“Pay-to-play” scandal rocks Peru presidential race

LIMA, (Reuters) – The campaign of Peruvian  presidential front-runner Luis Castaneda was thrown into  disarray yesterday by allegations that one of his running  mates paid to be on his ticket.

Carmen Rosa Nunez de Acuna denied a report in the newspaper  Peru 21 that she paid 500,000 soles ($178,000) — a relative  fortune in the Andean country — to become one of Castaneda’s  two picks to contest Peru’s two vice presidential posts.
Peru 21 said it obtained audiotapes of phone calls in which  Nunez discussed making payments to Castaneda’s National  Solidarity party. Beyond the “pay to play” implications, the  transfers would have exceeded the limit of 216,000 soles that  individual donors can legally give to political parties.

The scandal, the first serious one of the race, could hurt  Castaneda just three months before election day on April 10.

Castaneda, a centrist former mayor of Lima, is nearly tied  for first in opinion polls with former President Alejandro  Toledo and Keiko Fujimori, the daughter of jailed former  President Alberto Fujimori.

Like his two main rivals, Castaneda has endorsed mainstream  policies that have turned mineral-rich Peru into one of the  world’s fastest-growing economies.

Marco Parra, general secretary for the National Solidarity  party, said the tapes were based on illegal wiretaps that were  given to the media.

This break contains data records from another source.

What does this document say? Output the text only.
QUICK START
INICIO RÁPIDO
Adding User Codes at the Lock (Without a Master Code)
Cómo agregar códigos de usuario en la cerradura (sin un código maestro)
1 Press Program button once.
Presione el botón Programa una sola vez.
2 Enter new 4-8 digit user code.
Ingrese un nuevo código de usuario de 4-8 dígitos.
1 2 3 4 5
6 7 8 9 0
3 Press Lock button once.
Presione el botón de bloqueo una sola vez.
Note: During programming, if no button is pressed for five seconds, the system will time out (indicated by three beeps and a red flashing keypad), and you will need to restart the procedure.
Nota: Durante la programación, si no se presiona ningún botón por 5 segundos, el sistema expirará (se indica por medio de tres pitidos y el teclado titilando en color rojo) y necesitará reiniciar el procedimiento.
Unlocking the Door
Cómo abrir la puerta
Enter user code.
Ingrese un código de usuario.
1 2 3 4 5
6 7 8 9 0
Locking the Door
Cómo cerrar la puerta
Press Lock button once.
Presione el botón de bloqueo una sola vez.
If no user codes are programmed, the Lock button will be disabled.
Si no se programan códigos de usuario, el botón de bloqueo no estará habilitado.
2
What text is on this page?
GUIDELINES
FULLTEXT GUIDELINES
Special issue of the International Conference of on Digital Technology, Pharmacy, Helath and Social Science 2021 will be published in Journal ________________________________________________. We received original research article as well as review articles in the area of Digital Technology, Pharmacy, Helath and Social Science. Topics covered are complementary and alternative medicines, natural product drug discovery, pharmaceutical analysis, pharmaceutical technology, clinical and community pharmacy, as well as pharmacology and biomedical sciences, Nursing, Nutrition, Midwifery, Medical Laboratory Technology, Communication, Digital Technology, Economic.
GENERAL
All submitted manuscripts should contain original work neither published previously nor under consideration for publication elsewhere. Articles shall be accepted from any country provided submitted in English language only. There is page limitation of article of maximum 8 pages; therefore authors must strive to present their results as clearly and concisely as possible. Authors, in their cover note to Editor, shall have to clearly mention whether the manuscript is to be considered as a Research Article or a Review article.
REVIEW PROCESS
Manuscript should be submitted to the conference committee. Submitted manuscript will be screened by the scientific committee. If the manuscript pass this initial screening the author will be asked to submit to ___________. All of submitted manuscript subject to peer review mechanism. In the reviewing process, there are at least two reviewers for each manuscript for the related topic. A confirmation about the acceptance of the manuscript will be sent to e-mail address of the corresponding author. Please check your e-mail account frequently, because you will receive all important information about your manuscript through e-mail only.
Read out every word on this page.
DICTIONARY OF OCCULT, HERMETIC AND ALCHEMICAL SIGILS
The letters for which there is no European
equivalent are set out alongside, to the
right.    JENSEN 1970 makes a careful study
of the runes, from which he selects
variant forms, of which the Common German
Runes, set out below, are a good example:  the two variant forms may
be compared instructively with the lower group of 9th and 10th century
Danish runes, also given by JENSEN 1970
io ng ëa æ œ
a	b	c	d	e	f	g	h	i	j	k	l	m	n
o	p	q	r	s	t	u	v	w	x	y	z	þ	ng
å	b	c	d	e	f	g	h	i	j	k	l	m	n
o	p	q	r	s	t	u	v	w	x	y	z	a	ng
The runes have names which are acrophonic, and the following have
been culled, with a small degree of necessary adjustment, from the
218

“We denounce this criminal act. The private life of Carmen  Rosa Nunez was bugged. This tape was manipulated or edited,” he  told reporters. “The dirty war has started.”

Parra demanded election officials launch an inquiry and  bring those responsible to justice.

Castaneda, nicknamed the “mute” by local media for largely  staying quiet in the campaign, has not commented on the  allegations against his running mate, whose family became  wealthy running private universities in northern Peru.

“Castaneda picked my wife for her money,” Nunez’s estranged  husband, Cesar Acuna, told local media.